Hello friends,
The indices were stuck in a range from early March up until a week ago, when they started selling more commitedly. Over the last 2 months, the NASDAQ Composite (COMP) and the SP500 have logged a consistent increase in selling days on rising volume, an accumulation of which is a typical sign of an impending pullback which we’re now witnessing. Ironically (or not when viewed from a contrarian vantage point) this coincides precisely with the COMP touching all-time Highs again near $16,215.
The popular indices now find themselves trading below their stalling 50-day moving averages. Whether they will catch support soon and this all turns out to be nothing more than a secondary reaction in the long-term uptrend, or whether this will yet become something more sinister, remains to be awaited.
In any case, as I’ve been decrying many times for over a year now, the 2023 and early 2024 rally was always of low quality, bringing out few actionable high-velocity leaders, many duds, and heavy concentration of retail- and fund money in the obvious and crowded mega-cap AI tech names. The broader market (for exaple small- & midcaps, e.g. the Russell-2000 RUT), though recently again trying to confirm the uptrend of the popular indices, has sputtered time and time again when moving up, only to now roll over again and back into its year-long choppy trading range.

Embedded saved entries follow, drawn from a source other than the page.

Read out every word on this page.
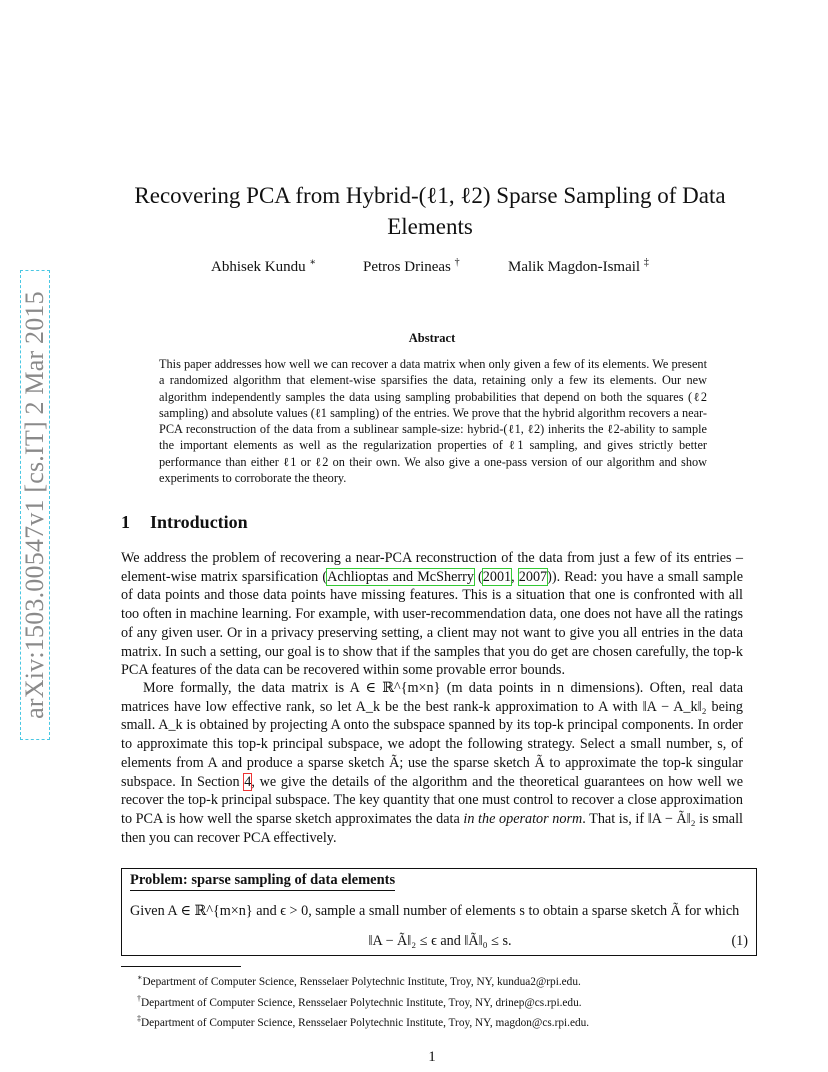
arXiv:1503.00547v1 [cs.IT] 2 Mar 2015
Recovering PCA from Hybrid-(ℓ1, ℓ2) Sparse Sampling of Data Elements
Abhisek Kundu ∗	Petros Drineas †	Malik Magdon-Ismail ‡
Abstract
This paper addresses how well we can recover a data matrix when only given a few of its elements. We present a randomized algorithm that element-wise sparsifies the data, retaining only a few its elements. Our new algorithm independently samples the data using sampling probabilities that depend on both the squares (ℓ2 sampling) and absolute values (ℓ1 sampling) of the entries. We prove that the hybrid algorithm recovers a near-PCA reconstruction of the data from a sublinear sample-size: hybrid-(ℓ1, ℓ2) inherits the ℓ2-ability to sample the important elements as well as the regularization properties of ℓ1 sampling, and gives strictly better performance than either ℓ1 or ℓ2 on their own. We also give a one-pass version of our algorithm and show experiments to corroborate the theory.
1 Introduction
We address the problem of recovering a near-PCA reconstruction of the data from just a few of its entries – element-wise matrix sparsification (Achlioptas and McSherry (2001, 2007)). Read: you have a small sample of data points and those data points have missing features. This is a situation that one is confronted with all too often in machine learning. For example, with user-recommendation data, one does not have all the ratings of any given user. Or in a privacy preserving setting, a client may not want to give you all entries in the data matrix. In such a setting, our goal is to show that if the samples that you do get are chosen carefully, the top-k PCA features of the data can be recovered within some provable error bounds.
More formally, the data matrix is A ∈ ℝ^{m×n} (m data points in n dimensions). Often, real data matrices have low effective rank, so let A_k be the best rank-k approximation to A with ‖A − A_k‖₂ being small. A_k is obtained by projecting A onto the subspace spanned by its top-k principal components. In order to approximate this top-k principal subspace, we adopt the following strategy. Select a small number, s, of elements from A and produce a sparse sketch Ã; use the sparse sketch Ã to approximate the top-k singular subspace. In Section 4, we give the details of the algorithm and the theoretical guarantees on how well we recover the top-k principal subspace. The key quantity that one must control to recover a close approximation to PCA is how well the sparse sketch approximates the data in the operator norm. That is, if ‖A − Ã‖₂ is small then you can recover PCA effectively.
Problem: sparse sampling of data elements
Given A ∈ ℝ^{m×n} and ϵ > 0, sample a small number of elements s to obtain a sparse sketch Ã for which
‖A − Ã‖₂ ≤ ϵ and ‖Ã‖₀ ≤ s.	(1)
∗Department of Computer Science, Rensselaer Polytechnic Institute, Troy, NY, kundua2@rpi.edu.
†Department of Computer Science, Rensselaer Polytechnic Institute, Troy, NY, drinep@cs.rpi.edu.
‡Department of Computer Science, Rensselaer Polytechnic Institute, Troy, NY, magdon@cs.rpi.edu.
1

Earnings season is coming up, and many of the names that are cap-weighted to a ludicrous degree in the popular indices will report this week. Since we’ve had some fairly consistent selling in the last few days, at least a short-term bounce could be in the cards soon, depending on the character of the pullback which we yet have to receive more data on – and earnings reactions in the big names could drive such a bounce.

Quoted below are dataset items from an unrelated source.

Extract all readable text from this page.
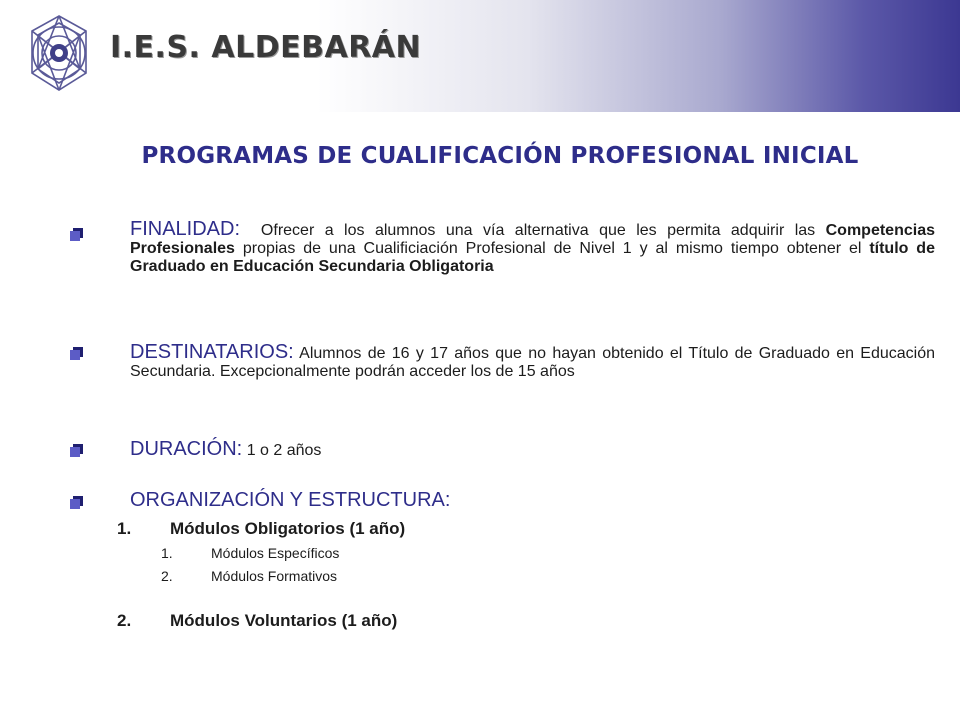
I.E.S. ALDEBARÁN
PROGRAMAS DE CUALIFICACIÓN PROFESIONAL INICIAL
FINALIDAD: Ofrecer a los alumnos una vía alternativa que les permita adquirir las Competencias Profesionales propias de una Cualificiación Profesional de Nivel 1 y al mismo tiempo obtener el título de Graduado en Educación Secundaria Obligatoria
DESTINATARIOS: Alumnos de 16 y 17 años que no hayan obtenido el Título de Graduado en Educación Secundaria. Excepcionalmente podrán acceder los de 15 años
DURACIÓN: 1 o 2 años
ORGANIZACIÓN Y ESTRUCTURA:
1. Módulos Obligatorios (1 año)
1.	Módulos Específicos
2.	Módulos Formativos
2. Módulos Voluntarios (1 año)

Suffice it to say that wind is picking up from the recent doldrums, but which way it is blowing is not quite clear yet. Bad action in leading stocks however offers a clear insight – it is time to reduce risk and exposure, if you ever had any significant degree of such in the first place.
Leading stocks cracking all over
Leading stocks have been acting choppy, erratically, and definitely not the way that they should have been if we were truly in the great bull trend that NVDA & Co. had everyone believe. Selling has particularly manifested in the last handful of weeks, reminiscent of the Jul-Nov 2023 reaction.
First of all, though not a great name anymore by a long short, NVDA has rolled over from a semblance of a formed digestion, now making lower Lows in the intermediate-term trend. This is followed by very heavy and steep-angle distribution in ARM (another AI & semi hype stock), failure of DUOL and IOT, collapse of NXT, and significant declines in ELF & CELH. SMCI, after its climax top on Feb 16, is now victim of heavy dumping by its large holders – the mark-up is long over, and significant downside is ahead. In fact, the lower Lows on Friday could have been a worthwhile short entry point into SMCI, though the impending earnings reaction might blow you out in such a hyped name.








This is really all that matters – as Livermore said, if you can’t make money in the fast and actively-traded leaders of the market, you won’t make money elsewhere. Once again, it’s time to sit on our hands (at least in the US equity space) and watch how things unravel.